MEMPHIS, Tenn. — Newly elected Shelby County District Attorney Steve Mulroy and Juvenile Court Judge Tarik Sugarmon are looking for fresh approaches to dealing with the increase in youth crime in Memphis and Shelby County.
Thursday, they took part in a brainstorming session with national criminal reform organizations, county leaders, and other stakeholders to look at what programs are working in other parts of the country and what Shelby County can do better when it comes to handling young offenders.
“Judge Sugarmon and I both understand the seriousness of the youth crime problem,” said Mulroy. “What we’ve been doing over the last decade hasn’t been working.”
Mulroy said studies show that most young people who have contact with the criminal justice system are more likely to offend. He would like the state to provide more resources for mental health, job training, and vocational training.

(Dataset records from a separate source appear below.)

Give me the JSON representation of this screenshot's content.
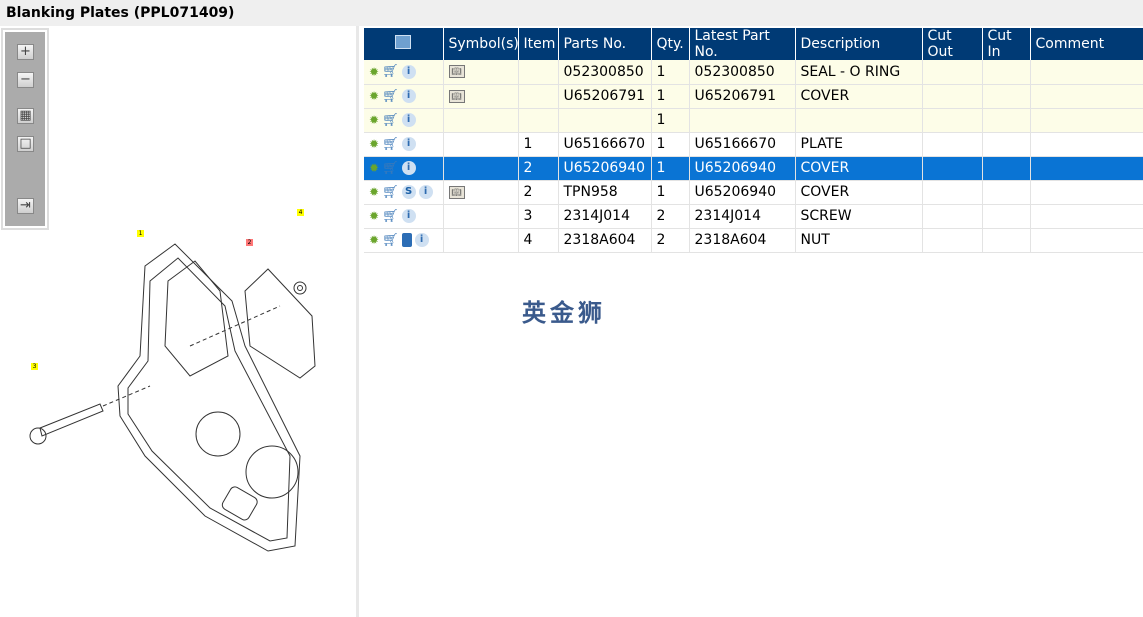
{
  "title": "Blanking Plates (PPL071409)",
  "toolbar": {
    "zoom_in": "+",
    "zoom_out": "−",
    "fit": "▦",
    "reset": "□",
    "export": "⇥"
  },
  "columns": [
    "",
    "Symbol(s)",
    "Item",
    "Parts No.",
    "Qty.",
    "Latest Part No.",
    "Description",
    "Cut Out",
    "Cut In",
    "Comment"
  ],
  "rows": [
    {
      "icons": [
        "gear",
        "cart",
        "info"
      ],
      "symbol": "book",
      "item": "",
      "part": "052300850",
      "qty": "1",
      "latest": "052300850",
      "desc": "SEAL - O RING",
      "style": "y"
    },
    {
      "icons": [
        "gear",
        "cart",
        "info"
      ],
      "symbol": "book",
      "item": "",
      "part": "U65206791",
      "qty": "1",
      "latest": "U65206791",
      "desc": "COVER",
      "style": "y"
    },
    {
      "icons": [
        "gear",
        "cart",
        "info"
      ],
      "symbol": "",
      "item": "",
      "part": "",
      "qty": "1",
      "latest": "",
      "desc": "",
      "style": "y"
    },
    {
      "icons": [
        "gear",
        "cart",
        "info"
      ],
      "symbol": "",
      "item": "1",
      "part": "U65166670",
      "qty": "1",
      "latest": "U65166670",
      "desc": "PLATE",
      "style": ""
    },
    {
      "icons": [
        "gear",
        "cart",
        "info"
      ],
      "symbol": "",
      "item": "2",
      "part": "U65206940",
      "qty": "1",
      "latest": "U65206940",
      "desc": "COVER",
      "style": "sel"
    },
    {
      "icons": [
        "gear",
        "cart",
        "s",
        "info"
      ],
      "symbol": "book",
      "item": "2",
      "part": "TPN958",
      "qty": "1",
      "latest": "U65206940",
      "desc": "COVER",
      "style": ""
    },
    {
      "icons": [
        "gear",
        "cart",
        "info"
      ],
      "symbol": "",
      "item": "3",
      "part": "2314J014",
      "qty": "2",
      "latest": "2314J014",
      "desc": "SCREW",
      "style": ""
    },
    {
      "icons": [
        "gear",
        "cart",
        "book",
        "info"
      ],
      "symbol": "",
      "item": "4",
      "part": "2318A604",
      "qty": "2",
      "latest": "2318A604",
      "desc": "NUT",
      "style": ""
    }
  ],
  "watermark": "英金狮",
  "callouts": [
    "1",
    "2",
    "3",
    "4"
  ],
  "colors": {
    "header": "#003a75",
    "selected": "#0a74d4",
    "highlight": "#fdfde8"
  }
}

He said there is also bipartisan support in the state for blended sentences that allow certain juvenile offenders to receive both juvenile and adult sentences and possibly avoid the adult sentence.
“We are not saying that there are not those youthful offenders who are repeat, violent offenders and who do, in fact, pose a public danger. We are not saying those offenders don’t need to be punished,” said Mulroy. “What we are saying is for a large portion of those, there are alternatives to incarceration.”
Judge Sugarmon said he has been pushing for blended sentences since 2014. He would also like to incorporate a reentry program for young people leaving the juvenile court system.
“So they can have job training, skills training, and further their education,” said Judge Sugarmon. “Not every child will necessarily go on to college, but everybody deserves to have a good working wage.”
District Attorney General Mulroy couldn’t say what percentage of crimes juveniles are responsible for, but this week, Shelby County Crime Commission President Bill Gibbons said that based on current trends, about 600 juveniles will be charged with serious violent offenses.
Data from the Memphis Police Department suggests youths are mainly engaging in property crimes. Wednesday, officers arrested a 15-year-old boy who stole a car from an apartment complex downtown and ran from police trying to arrest him.
The 15-year-old who was arrested a day after he ran from police is facing charges of theft of an automobile and evading arrest.
Mulroy said he wants to expand diversion programs for offenders like the 15-year-old who have not committed a violent crime.
“Our overall goal should be to minimize contact with the criminal justice system for as many people as possible,” said Mulroy.